La course aux signatures
La campagne électorale, lente à se mettre en place, s’est accéléré ces dernières semaines avec la collecte des bulletins de recommandation électoraux, premiers challenges pour les partis et porte d’entrée obligatoire pour les candidats aux élections législatives.
750 bulletins, c’est le nombre de recommandations électorales dont un candidat doit disposer dans la circonscription où il souhaite se présenter. Soit autant de supporters qui, en signant ces précieux bulletins, représentent une garantie de crédibilité et un soutien à ces futurs représentants politiques. Mais, à l’instar de nombreuses mesures introduites lors du changement de système politique il y a 20 ans, ce système ne répond plus aux besoins actuels et soulève des questions constitutionnelles et morales. Or la rénovation du système électorale hongrois s’avère aussi complexe – et nécessaire – que celle du financement des partis politiques ou la modification du nombre de députés parlementaires, proportionnellement le plus élevé en Europe. Malgré les scandales successifs et les promesses de soulever ces questions devant le Parlement, il n’est toujours pas remis en question.

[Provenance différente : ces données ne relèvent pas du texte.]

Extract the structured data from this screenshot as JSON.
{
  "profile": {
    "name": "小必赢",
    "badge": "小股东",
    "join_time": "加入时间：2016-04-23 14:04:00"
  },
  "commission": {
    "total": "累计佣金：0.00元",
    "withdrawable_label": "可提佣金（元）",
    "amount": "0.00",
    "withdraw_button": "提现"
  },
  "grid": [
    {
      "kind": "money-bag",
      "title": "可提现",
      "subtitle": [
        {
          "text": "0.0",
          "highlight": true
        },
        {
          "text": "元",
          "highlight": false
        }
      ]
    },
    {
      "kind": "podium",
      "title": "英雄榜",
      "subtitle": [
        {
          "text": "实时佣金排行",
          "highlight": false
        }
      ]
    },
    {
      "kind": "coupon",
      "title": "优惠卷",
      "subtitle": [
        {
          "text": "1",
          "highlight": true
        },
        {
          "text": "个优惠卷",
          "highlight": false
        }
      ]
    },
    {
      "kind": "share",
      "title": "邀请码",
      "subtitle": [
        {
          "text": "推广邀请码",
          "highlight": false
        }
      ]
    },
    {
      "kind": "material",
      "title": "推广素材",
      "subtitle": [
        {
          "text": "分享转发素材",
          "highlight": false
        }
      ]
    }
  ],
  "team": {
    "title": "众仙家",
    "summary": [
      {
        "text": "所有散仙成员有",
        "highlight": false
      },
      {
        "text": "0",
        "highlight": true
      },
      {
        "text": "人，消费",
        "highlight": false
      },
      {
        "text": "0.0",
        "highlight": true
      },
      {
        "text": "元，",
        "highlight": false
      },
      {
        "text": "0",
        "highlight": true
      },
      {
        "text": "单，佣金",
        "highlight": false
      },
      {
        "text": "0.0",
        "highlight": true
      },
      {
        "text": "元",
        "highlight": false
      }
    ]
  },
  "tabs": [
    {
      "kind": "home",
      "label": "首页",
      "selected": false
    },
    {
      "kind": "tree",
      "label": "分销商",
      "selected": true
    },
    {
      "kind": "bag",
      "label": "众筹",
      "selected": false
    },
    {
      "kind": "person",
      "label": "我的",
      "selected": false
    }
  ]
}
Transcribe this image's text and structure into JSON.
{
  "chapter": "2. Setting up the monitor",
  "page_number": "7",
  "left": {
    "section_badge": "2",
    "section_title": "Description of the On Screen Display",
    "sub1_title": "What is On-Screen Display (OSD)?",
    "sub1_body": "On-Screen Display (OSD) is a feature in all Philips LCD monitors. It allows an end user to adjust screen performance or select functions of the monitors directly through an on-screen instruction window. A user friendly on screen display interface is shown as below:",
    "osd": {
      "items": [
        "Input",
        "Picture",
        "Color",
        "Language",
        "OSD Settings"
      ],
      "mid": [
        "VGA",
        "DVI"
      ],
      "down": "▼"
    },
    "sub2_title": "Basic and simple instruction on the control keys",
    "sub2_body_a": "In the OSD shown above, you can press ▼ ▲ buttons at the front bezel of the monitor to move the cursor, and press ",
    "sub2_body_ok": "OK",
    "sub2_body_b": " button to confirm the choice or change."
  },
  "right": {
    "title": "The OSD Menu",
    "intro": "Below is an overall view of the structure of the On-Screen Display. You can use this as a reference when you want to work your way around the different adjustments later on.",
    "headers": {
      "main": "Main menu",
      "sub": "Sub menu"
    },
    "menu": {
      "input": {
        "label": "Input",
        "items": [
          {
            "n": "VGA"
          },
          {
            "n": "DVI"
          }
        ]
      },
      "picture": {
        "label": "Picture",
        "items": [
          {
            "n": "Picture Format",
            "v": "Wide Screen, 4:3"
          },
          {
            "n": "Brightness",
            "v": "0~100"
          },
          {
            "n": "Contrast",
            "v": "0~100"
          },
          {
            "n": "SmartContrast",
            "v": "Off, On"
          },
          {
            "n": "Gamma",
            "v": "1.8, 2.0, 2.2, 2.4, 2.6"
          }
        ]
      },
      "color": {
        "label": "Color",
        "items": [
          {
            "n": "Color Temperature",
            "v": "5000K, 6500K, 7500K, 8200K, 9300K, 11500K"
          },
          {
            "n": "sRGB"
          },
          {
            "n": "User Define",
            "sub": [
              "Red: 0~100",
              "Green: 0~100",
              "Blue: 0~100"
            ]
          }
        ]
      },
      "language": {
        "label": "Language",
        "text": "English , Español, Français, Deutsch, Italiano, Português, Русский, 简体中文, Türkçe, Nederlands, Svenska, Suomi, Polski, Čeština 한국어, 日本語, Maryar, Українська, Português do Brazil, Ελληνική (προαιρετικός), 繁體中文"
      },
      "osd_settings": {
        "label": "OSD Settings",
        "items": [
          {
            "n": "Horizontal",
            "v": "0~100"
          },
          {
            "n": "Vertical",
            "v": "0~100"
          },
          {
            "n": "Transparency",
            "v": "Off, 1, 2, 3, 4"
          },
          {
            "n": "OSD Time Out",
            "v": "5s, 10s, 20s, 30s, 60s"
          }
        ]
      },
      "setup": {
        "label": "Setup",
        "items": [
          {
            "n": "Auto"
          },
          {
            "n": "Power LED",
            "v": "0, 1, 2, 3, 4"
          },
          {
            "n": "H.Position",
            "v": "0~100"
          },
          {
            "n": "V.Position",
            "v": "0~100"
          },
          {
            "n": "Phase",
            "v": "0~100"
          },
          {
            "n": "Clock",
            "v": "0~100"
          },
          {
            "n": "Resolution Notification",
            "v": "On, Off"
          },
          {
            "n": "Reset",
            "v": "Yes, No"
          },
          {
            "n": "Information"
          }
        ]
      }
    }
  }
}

Un système vieux de 20 ans
En 1989, les bulletins de recommandation électoraux ont été introduits pour créer un système politique proche de la société, basé sur l’interaction et les relations personnelles entre les partis et leurs électeurs. Au nom de la démocratie participative, cette volonté initiale manifestait le désir de maintenir l’enthousiasme politique des électeurs après les premières années exaltées de la IIIe République et de les informer de vive voix sur les programmes des différents partis. Aujourd’hui le système des bulletins est un moyen pour les partis de constituer des bases de données électorales illégales et de réduire les chances des petits partis, manquant d’infrastructures et de bénévoles, ce qui conduit à remettre en cause la notion de pluralisme parlementaire. D’autre part, c’est aussi un moyen pour les partis leaders d’élargir de plus en plus leur base populaire, de démontrer les rapports de force en jeu et de dresser un tableau de leurs électeurs potentiels.
Malgré les ambiguïtés que reflète ce système, les bulletins sont désormais la base du régime électoral hongrois car ces documents de recommandation, dont disposent les candidats à titre individuel, permettent aux partis d’élaborer des listes territoriales et nationales.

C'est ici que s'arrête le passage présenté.